Alex estaba proyectando la imagen de un círculo rojo. En el centro del círculo había unas palabras: «Valores fundamentales». Miró la imagen un instante. Había utilizado esas fotos por lo menos doscientas veces y en realidad no necesitaba mirarlas. Aun así, le producía cierta seguridad. Se volvió hacia el público. —La teoría de las capas de la cebolla describe lo que crea la conducta de una persona. Sin duda nacemos con ciertas aptitudes genéticas, pero quedan enterradas capa a capa con lo que nuestra conducta va modelando lentamente hasta formar el carácter definitivo. Alex se fijó en un hombre que estaba sentado en la tercera fila. ¿No le resultaba conocido? ¿Se habrían visto en algún sitio? —Los valores fundamentales nos afectan en el día a día —continuó—. Son esos principios básicos que nuestros padres nos enseñaron cuando éramos niños. «No hay que pegar», por ejemplo. 18

»Eso es un valor fundamental. O «No se puede pegar a los que llevan gafas», como me decían a mí cuando era pequeño. Hizo una pausa retórica. —Eso ha evolucionado un poco. Hoy en día no se puede pegar a nadie en absoluto. Sonrió ante la estruendosa carcajada general. En realidad no entendía por qué funcionaba el comentario, pero lo hacía. Siempre. La gente lo consideraba muy gracioso y él disfrutaba de las risas. Proyectó una nueva imagen. En ella, el círculo rojo estaba rodeado de una franja azul. —Por encima de los valores fundamentales están las actitudes y los modos de comportamiento, basados en experiencias propias vividas durante la infancia, la etapa de estudiante y tal vez el primer trabajo. Se dio una vuelta por el escenario mientras seguía hablando sin dejar de gesticular. Volvió a cambiar la imagen. Apareció una capa nueva, una franja amarilla rodeando a la azul. Volvió a mirar al hombre que estaba sentado en la tercera fila. Le resultaba muy familiar. Bien vestido. Sienes grises. Bronceado. Alex estaba convencido de que lo había visto en alguna ocasión. Como consultor, conocía a muchas personas en las altas esferas. Se movía entre los principales responsables políticos y se había cruzado con muchas personas importantes en su camino hacia el éxito. Había trabajado durante diez años solo con grupos de dirección. Pero no siempre había sido así. Empezó formando vendedores, de esos que agitan los brazos y dicen obviedades a la gente. Cuando decidió concentrarse en el liderazgo empezaron a suceder cosas. Esta conferencia era solo un ejemplo. Nunca se lo había pasado tan bien como ahora. Estaba muy solicitado como asesor de liderazgo y experto en comunicación, con tantos encargos que podía permitirse el lujo de elegir.
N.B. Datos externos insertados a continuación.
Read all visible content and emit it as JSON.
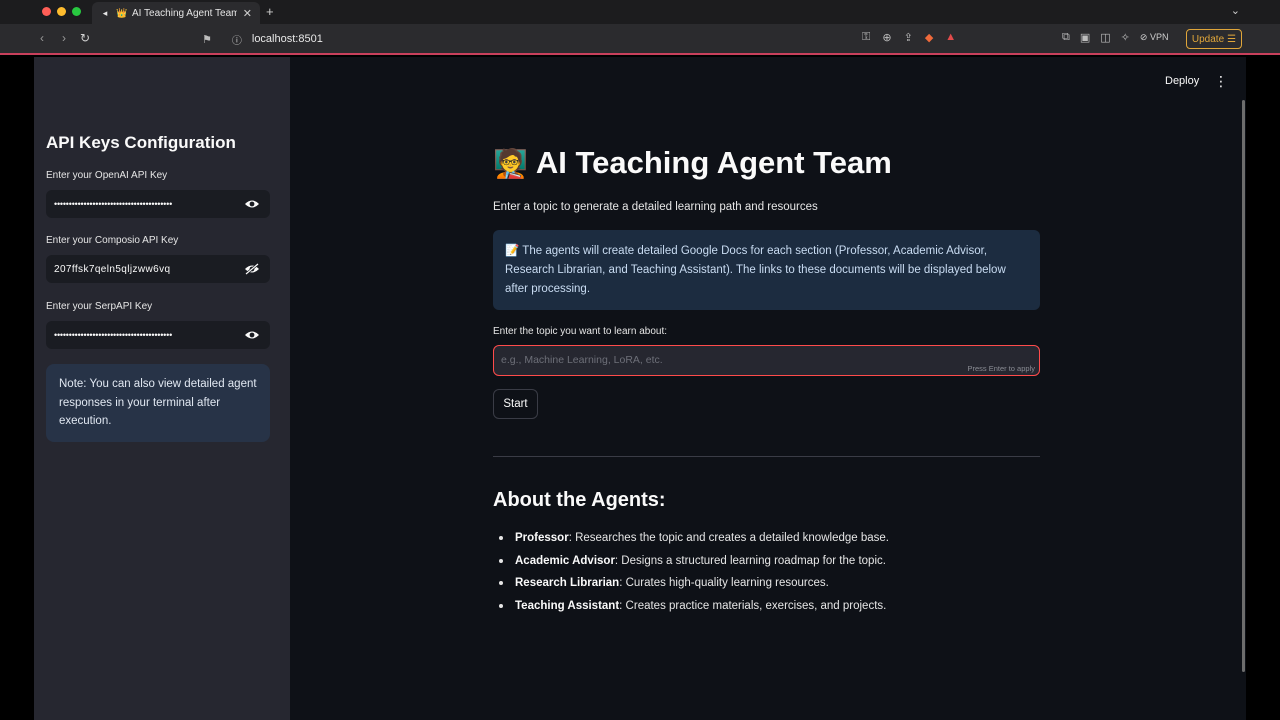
{
  "browser": {
    "tab_title": "AI Teaching Agent Team",
    "new_tab": "+",
    "url": "localhost:8501",
    "vpn_label": "VPN",
    "update_label": "Update"
  },
  "sidebar": {
    "title": "API Keys Configuration",
    "fields": [
      {
        "label": "Enter your OpenAI API Key",
        "value": "••••••••••••••••••••••••••••••••••••••••",
        "visible": false
      },
      {
        "label": "Enter your Composio API Key",
        "value": "207ffsk7qeln5qljzww6vq",
        "visible": true
      },
      {
        "label": "Enter your SerpAPI Key",
        "value": "••••••••••••••••••••••••••••••••••••••••",
        "visible": false
      }
    ],
    "note": "Note: You can also view detailed agent responses in your terminal after execution."
  },
  "header": {
    "deploy_label": "Deploy",
    "menu_icon": "⋮"
  },
  "main": {
    "title_emoji": "🧑‍🏫",
    "title": "AI Teaching Agent Team",
    "subtitle": "Enter a topic to generate a detailed learning path and resources",
    "info": "📝 The agents will create detailed Google Docs for each section (Professor, Academic Advisor, Research Librarian, and Teaching Assistant). The links to these documents will be displayed below after processing.",
    "topic_label": "Enter the topic you want to learn about:",
    "topic_placeholder": "e.g., Machine Learning, LoRA, etc.",
    "topic_hint": "Press Enter to apply",
    "start_label": "Start",
    "about_title": "About the Agents:",
    "agents": [
      {
        "name": "Professor",
        "desc": ": Researches the topic and creates a detailed knowledge base."
      },
      {
        "name": "Academic Advisor",
        "desc": ": Designs a structured learning roadmap for the topic."
      },
      {
        "name": "Research Librarian",
        "desc": ": Curates high-quality learning resources."
      },
      {
        "name": "Teaching Assistant",
        "desc": ": Creates practice materials, exercises, and projects."
      }
    ]
  }
}
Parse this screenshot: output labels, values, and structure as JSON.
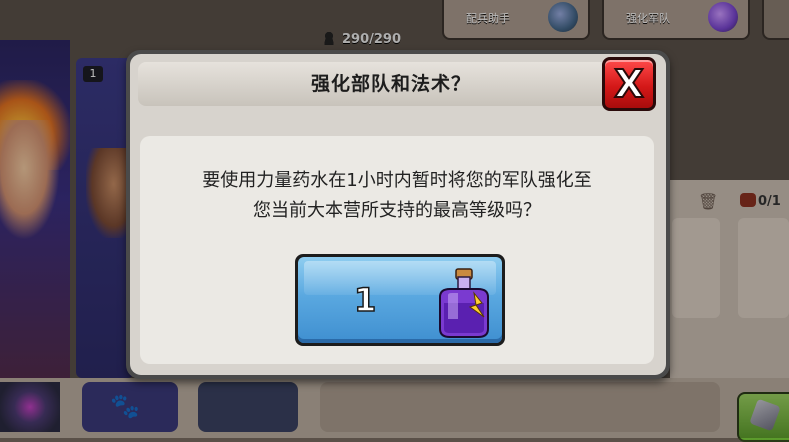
{
  "header": {
    "tab_siege": "配兵助手",
    "tab_boost": "强化军队",
    "capacity": "290/290"
  },
  "background": {
    "card_level": "1",
    "army_count": "0/1"
  },
  "dialog": {
    "title": "强化部队和法术？",
    "close_label": "X",
    "message_line1": "要使用力量药水在1小时内暂时将您的军队强化至",
    "message_line2": "您当前大本营所支持的最高等级吗？",
    "cost": "1",
    "cost_icon": "power-potion-icon"
  },
  "colors": {
    "close_button": "#e02020",
    "confirm_button": "#5aa8e0",
    "potion": "#7a3ad0"
  }
}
Y solo aceptaba los más divertidos. Aunque fueran menos que un par de años atrás, se sentía mucho mejor. Se irguió, respiró profundamente y mostró una amplia sonrisa. Se había metido a la audiencia en el bolsillo. —Juntándolo todo obtenemos un comportamiento básico. Es el que tenemos cuando estamos totalmente libres de la influencia externa, solos en cuerpo y alma. ¿Y eso qué es?, se preguntarán algunos... Contó mentalmente: «Uno-dos-tres-cuatro-cinco». 19

—Ni siquiera creo que estemos realmente solos en ese sitio que todos sabéis —dijo con una sonrisa. Siguió trabajando a través de algunas imágenes más, deteniéndose en una serie de reseñas históricas. Las risas llegaron cuando le tocó el turno a lo que Alex describió como habilidades sociales. El público solía reírse cuando reconocía conductas en su entorno y, sobre todo, cuando se reconocían a sí mismos. En general, la mañana podría haber sido un éxito.

El arma apuntando a su objetivo. El ojo izquierdo cerrado. La respiración controlada. Un certero disparo en medio de la cabeza y todo habría terminado. —Espero que lleves calzoncillos limpios —murmuró, y apretó lentamente el gatillo.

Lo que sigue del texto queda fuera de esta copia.